Java: optimize hashset for large-scale duplicate detection

老子叫甜甜 提交于 2019-12-03 05:59:52

You may want to look beyond the Java collections framework. I've done some memory intensive processing and you will face several problems

  1. The number of buckets for large hashmaps and hash sets is going to cause a lot of overhead (memory). You can influence this by using some kind of custom hash function and a modulo of e.g. 50000
  2. Strings are represented using 16 bit characters in Java. You can halve that by using utf-8 encoded byte arrays for most scripts.
  3. HashMaps are in general quite wasteful data structures and HashSets are basically just a thin wrapper around those.

Given that, take a look at trove or guava for alternatives. Also, your ids look like longs. Those are 64 bit, quite a bit smaller than the string representation.

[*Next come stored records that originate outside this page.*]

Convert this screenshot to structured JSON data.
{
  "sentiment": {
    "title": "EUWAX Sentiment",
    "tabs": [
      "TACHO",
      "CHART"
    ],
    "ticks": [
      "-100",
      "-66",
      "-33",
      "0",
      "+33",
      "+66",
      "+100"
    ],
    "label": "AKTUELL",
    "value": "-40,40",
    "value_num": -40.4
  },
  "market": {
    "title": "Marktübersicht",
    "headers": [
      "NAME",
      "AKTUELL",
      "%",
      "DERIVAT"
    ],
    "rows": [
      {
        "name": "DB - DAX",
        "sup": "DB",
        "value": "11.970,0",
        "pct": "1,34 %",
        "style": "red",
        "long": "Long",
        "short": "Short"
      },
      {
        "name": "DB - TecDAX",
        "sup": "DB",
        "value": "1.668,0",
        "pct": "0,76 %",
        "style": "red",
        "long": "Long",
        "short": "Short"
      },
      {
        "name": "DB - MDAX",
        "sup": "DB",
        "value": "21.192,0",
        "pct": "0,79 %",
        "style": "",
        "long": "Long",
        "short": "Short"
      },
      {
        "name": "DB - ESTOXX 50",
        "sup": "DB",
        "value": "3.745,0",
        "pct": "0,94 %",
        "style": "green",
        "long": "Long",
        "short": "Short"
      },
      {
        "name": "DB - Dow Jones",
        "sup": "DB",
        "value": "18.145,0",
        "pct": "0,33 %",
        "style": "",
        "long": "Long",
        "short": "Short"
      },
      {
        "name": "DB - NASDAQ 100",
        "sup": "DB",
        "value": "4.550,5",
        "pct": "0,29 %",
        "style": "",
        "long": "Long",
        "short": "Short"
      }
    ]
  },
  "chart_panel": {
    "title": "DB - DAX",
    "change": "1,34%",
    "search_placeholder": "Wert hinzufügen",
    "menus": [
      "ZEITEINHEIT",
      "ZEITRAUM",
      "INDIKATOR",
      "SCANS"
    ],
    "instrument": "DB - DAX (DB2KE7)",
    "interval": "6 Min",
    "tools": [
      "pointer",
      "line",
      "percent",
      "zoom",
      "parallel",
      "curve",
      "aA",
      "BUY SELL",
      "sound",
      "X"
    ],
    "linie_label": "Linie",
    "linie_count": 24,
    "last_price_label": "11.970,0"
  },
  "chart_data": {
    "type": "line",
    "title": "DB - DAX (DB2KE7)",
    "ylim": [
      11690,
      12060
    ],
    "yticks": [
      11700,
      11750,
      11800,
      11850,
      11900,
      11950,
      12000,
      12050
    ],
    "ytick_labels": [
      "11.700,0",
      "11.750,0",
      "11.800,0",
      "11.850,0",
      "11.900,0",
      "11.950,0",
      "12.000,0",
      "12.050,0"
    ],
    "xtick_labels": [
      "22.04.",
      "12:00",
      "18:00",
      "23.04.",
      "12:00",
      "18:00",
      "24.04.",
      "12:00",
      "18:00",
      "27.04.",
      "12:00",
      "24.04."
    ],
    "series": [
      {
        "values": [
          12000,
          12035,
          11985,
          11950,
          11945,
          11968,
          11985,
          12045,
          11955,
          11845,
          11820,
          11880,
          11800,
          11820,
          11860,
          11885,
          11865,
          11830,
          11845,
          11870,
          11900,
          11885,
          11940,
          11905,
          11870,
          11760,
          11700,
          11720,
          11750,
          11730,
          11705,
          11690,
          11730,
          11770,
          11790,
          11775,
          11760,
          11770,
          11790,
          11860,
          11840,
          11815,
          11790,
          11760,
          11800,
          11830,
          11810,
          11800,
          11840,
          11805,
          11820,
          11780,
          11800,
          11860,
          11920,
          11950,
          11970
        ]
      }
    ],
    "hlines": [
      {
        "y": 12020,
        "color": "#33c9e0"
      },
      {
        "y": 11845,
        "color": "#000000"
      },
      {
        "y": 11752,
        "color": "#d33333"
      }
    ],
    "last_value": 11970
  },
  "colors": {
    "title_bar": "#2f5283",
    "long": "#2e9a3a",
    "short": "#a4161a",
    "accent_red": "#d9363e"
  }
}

An alternative you might want to consider is using bloom filters (guava has a decent implementation). A bloom filter would tell you if something is definitely not in a set and with reasonable certainty (less than 100%) if something is contained. That combined with some disk based solution (e.g. database, mapdb, mecached, ...) should work reasonably well. You could buffer up incoming new ids, write them in batches, and use the bloom filter to check if you need to look in the database and thus avoid expensive lookups most of the time.

If you are just looking for the existence of Strings, then I would suggest you try using a Trie(also called a Prefix Tree). The total space used by a Trie should be less than a HashSet, and it's quicker for string lookups.

The main disadvantage is that it can be slower when used from a harddisk as it's loading a tree, not a stored linearly structure like a Hash. So make sure that it can be held inside of RAM.

The link I gave is a good list of pros/cons of this approach.

*as an aside, the bloom filters suggested by Jilles Van Gurp are great fast prefilters.

Simple, untried and possibly stupid suggestion: Create a Map of Sets, indexed by the first/last N characters of the tweet ID:

Map<String, Set<String>> sets = new HashMap<String, Set<String>>();
String tweetId = "166471306949304320";
sets.put(tweetId.substr(0, 5), new HashSet<String>());
sets.get(tweetId.substr(0, 5)).add(tweetId);
assert(sets.containsKey(tweetId.substr(0, 5)) && sets.get(tweetId.substr(0, 5)).contains(tweetId));

That easily lets you keep the maximum size of the hashing space(s) below a reasonable value.